Silent Bob
420 Member
[derail]
I'm not arguing here, just getting something straight.
Heat is always radiant, whether it comes from the internal ballast on CFL's, or if it comes from pushing electrons through a filament. It's not the light in HPS's which create the heat, it's the glowing metal bar inside the glass bulb. They are both above the plants. They're exactly the same kind of heat (i.e. heat), it's just generated in different places. And since the HPS does get hotter (I can touch the ballast on my cfl while it's on), it wastes more energy to heat than a cfl. That's what the whole environmental argument for CFL's over tungsten filament bulbs boils down to.
[/derail]
I know what you are saying... but you might be missing my point.
Have you ever seen the two types of plug in heaters you can buy? One is small and has a fan - and uses a heating coil to heat the air - this is like the internal ballast giving off heat to the air in a CFL.
The second type has big rods which glow red and a metal reflector to focus the radiant heat out into the room - this is like an HPS bulb which heats your plants directly with radiant heat.
If you put your hand near an HPS bulb, you will feel the radiant heat - it's coming from the high pressure sodium chamber (there is no "filiment", just a chamber of sodium which radiates light when current is passed through) just like the light. Radiant heat is simply radiation with a longer wavelength than visible light, and it's part of the spectrum an HPS emits.

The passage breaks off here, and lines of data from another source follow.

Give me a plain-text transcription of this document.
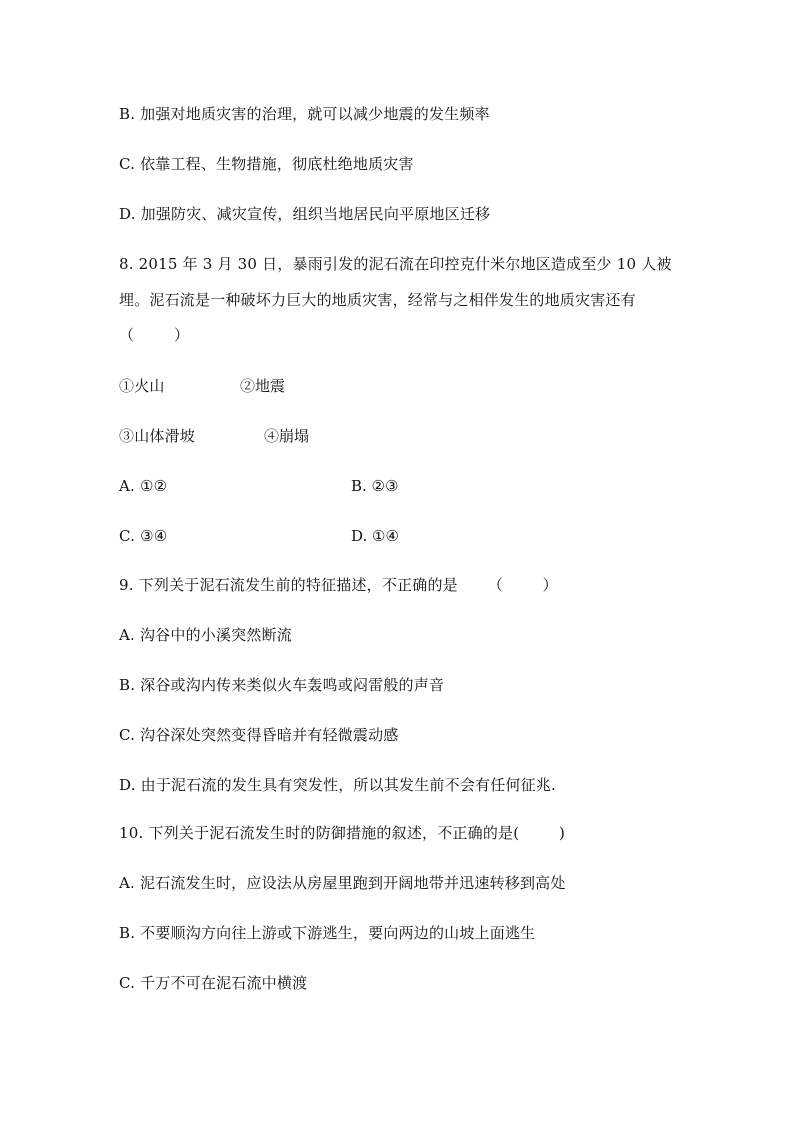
B. 加强对地质灾害的治理，就可以减少地震的发生频率
C. 依靠工程、生物措施，彻底杜绝地质灾害
D. 加强防灾、减灾宣传，组织当地居民向平原地区迁移
8. 2015 年 3 月 30 日，暴雨引发的泥石流在印控克什米尔地区造成至少 10 人被
埋。泥石流是一种破坏力巨大的地质灾害，经常与之相伴发生的地质灾害还有
（        ）
①火山	②地震
③山体滑坡	④崩塌
A. ①②	B. ②③
C. ③④	D. ①④
9. 下列关于泥石流发生前的特征描述，不正确的是      （        ）
A. 沟谷中的小溪突然断流
B. 深谷或沟内传来类似火车轰鸣或闷雷般的声音
C. 沟谷深处突然变得昏暗并有轻微震动感
D. 由于泥石流的发生具有突发性，所以其发生前不会有任何征兆.
10. 下列关于泥石流发生时的防御措施的叙述，不正确的是(        )
A. 泥石流发生时，应设法从房屋里跑到开阔地带并迅速转移到高处
B. 不要顺沟方向往上游或下游逃生，要向两边的山坡上面逃生
C. 千万不可在泥石流中横渡
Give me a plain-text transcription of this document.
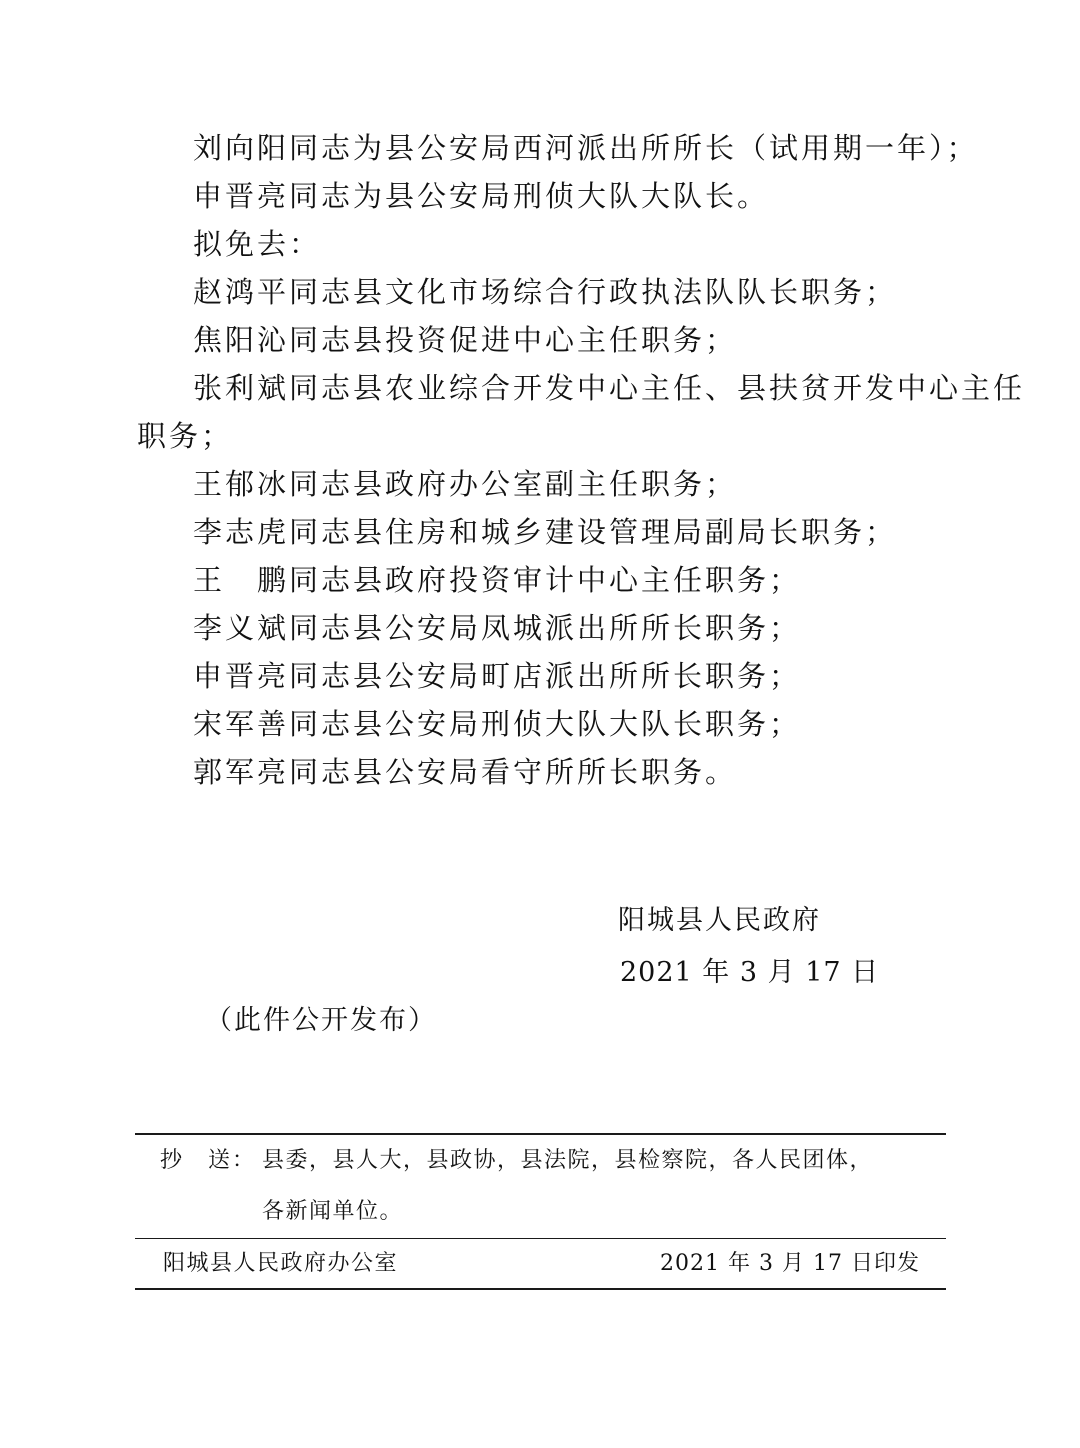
刘向阳同志为县公安局西河派出所所长（试用期一年）；
申晋亮同志为县公安局刑侦大队大队长。
拟免去：
赵鸿平同志县文化市场综合行政执法队队长职务；
焦阳沁同志县投资促进中心主任职务；
张利斌同志县农业综合开发中心主任、县扶贫开发中心主任
职务；
王郁冰同志县政府办公室副主任职务；
李志虎同志县住房和城乡建设管理局副局长职务；
王　鹏同志县政府投资审计中心主任职务；
李义斌同志县公安局凤城派出所所长职务；
申晋亮同志县公安局町店派出所所长职务；
宋军善同志县公安局刑侦大队大队长职务；
郭军亮同志县公安局看守所所长职务。
阳城县人民政府
2021 年 3 月 17 日
（此件公开发布）
抄　送： 县委，县人大，县政协，县法院，县检察院，各人民团体，
各新闻单位。
阳城县人民政府办公室	2021 年 3 月 17 日印发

If you put your hand near a CFL bulb, you will feel very little radiant heat - the emission spectrum of a CFL does not include the lower frequencies that you would feel as heat, so while it heats the air, it does not project heat on to the plants.
My point is, 200 watts of energy consumption will heat up your closet equally, whether it's HPS or CFL. However, you need more ventilation with 200 watts of HPS since it's heating up your plants more directly with the radiant heat focused right on them.